Seçimin, sorunların çözümlerinin önünün açması için önkoşul,
oylamanın anlamının iyi okunmasıdır.
7 Haziran günü, sandıktan biri “hayır”,
biri “evet” olmak üzere iki mesaj çıktığı konusunda geniş
bir görüş birliği var.
Önce seçmenin neye “hayır” dediğine bakalım.

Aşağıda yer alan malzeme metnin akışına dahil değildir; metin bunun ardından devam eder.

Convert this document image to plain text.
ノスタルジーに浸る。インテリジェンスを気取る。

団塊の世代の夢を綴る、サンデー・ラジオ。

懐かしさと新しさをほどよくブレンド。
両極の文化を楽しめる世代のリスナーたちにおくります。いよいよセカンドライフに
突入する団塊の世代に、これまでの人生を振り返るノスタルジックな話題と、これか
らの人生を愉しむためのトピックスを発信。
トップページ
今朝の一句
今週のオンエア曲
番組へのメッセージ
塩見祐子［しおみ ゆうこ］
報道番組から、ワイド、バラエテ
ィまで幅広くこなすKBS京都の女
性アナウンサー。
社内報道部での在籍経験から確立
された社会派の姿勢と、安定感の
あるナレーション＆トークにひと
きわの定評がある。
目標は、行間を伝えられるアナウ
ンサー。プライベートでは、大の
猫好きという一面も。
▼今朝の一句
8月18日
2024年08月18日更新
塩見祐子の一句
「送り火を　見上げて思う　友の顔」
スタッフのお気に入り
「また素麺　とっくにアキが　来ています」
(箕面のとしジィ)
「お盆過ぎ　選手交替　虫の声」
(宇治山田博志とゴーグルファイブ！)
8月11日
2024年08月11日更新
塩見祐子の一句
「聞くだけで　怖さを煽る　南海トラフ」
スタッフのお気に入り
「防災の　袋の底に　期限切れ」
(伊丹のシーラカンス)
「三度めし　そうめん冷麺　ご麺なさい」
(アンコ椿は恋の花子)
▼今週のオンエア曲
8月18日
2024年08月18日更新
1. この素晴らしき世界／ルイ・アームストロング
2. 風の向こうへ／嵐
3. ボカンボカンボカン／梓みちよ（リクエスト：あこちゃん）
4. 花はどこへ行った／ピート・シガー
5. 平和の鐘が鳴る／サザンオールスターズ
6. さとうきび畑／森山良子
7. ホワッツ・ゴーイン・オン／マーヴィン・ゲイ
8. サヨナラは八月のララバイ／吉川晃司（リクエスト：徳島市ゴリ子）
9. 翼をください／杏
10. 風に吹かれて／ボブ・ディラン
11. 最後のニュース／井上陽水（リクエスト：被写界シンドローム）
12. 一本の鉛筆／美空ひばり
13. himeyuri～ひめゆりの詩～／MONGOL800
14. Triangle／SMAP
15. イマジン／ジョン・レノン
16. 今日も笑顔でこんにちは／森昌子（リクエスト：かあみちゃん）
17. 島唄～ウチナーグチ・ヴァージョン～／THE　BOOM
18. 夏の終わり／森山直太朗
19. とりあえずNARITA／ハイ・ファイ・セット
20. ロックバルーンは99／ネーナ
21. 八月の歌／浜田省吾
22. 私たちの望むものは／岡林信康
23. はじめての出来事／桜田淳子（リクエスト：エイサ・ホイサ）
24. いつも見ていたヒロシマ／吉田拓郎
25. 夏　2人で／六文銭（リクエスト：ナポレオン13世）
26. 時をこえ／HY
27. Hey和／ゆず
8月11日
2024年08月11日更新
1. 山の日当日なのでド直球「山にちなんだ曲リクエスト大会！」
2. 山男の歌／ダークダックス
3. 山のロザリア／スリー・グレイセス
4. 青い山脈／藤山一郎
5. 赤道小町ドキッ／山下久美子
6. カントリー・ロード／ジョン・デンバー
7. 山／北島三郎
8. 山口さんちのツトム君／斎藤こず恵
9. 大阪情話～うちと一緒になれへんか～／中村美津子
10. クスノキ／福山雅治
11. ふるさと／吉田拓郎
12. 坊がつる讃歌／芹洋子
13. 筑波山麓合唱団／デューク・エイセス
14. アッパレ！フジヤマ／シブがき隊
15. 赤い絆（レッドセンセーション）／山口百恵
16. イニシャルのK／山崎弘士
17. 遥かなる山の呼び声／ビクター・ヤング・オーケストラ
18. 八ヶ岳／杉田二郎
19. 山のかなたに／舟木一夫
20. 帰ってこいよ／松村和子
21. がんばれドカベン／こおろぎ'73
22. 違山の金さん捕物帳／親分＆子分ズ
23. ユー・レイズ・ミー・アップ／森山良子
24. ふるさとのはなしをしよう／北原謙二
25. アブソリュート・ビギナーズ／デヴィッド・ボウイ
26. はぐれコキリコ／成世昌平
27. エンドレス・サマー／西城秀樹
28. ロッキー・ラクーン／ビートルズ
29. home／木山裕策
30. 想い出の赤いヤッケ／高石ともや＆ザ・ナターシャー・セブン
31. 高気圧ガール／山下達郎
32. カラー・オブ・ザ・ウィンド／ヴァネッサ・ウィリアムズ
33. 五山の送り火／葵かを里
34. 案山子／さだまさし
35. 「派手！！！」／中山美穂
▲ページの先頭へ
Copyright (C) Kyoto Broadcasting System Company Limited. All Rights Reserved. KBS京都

Pazar günü seçmen Tayyip’in özgürlükleri
çiğneyen, basını dizginleyen, yargı bağımsızlığını tanımayan,
kuvvetler ayrılığı ilkesini ayaklar altına alan, her türlü denge ve
denetim mekanizmasından yoksun, aslında
literatürde “Başkancı” olarak adlandırılan sistem
önerisine “hayır” demiştir.
Bu uğurda meydanlara çıkan, her gün her vesileyle anayasayı
çiğneyen Tayyip’e karşı olma asgari müştereğinde birleşen partiler,
oyların yüzde 60’ını almışlardır.
Bütün kampanyayı baştan sona Tayyip Bey yürüttüğüne, AKP’in fiili
başkan konumunu sürdürdüğüne, aday listelerinin hazırlanmasında
bile son söze sahip olduğuna göre, seçimin büyük kaybedeninin
Tayyip Bey olduğu ve halkın onun kontrolsüz gücünün sultasına hayır
dediği tartışma götürmese gerek.
Peki halk neye evet dedi?
Seçmen, hiçbir partiye tek başına iktidar vermeyerek, koalisyona
evet demiş bulunuyor.
***
Tabii ki seçmen salt koalisyon için koalisyon önermez, koalisyon
belirli bir amaca yönelik olarak yapılır. O da koalisyon
protokolünde ve hükümet programında belirtilir.
Siz bakmayın, çoğunlukçuluk sultasının onulmaz savunucularının
koalisyon ile hiçbir şey yapılamayacağı, hiçbir sorunun
çözülemeyeceği savlarına!
Hatta tam tersine bazı durumlarda, özelilikle temelde uzlaşmanın
zorunlu olduğu hallerde, koalisyonlar tek parti iktidarlarından
daha iyidirler.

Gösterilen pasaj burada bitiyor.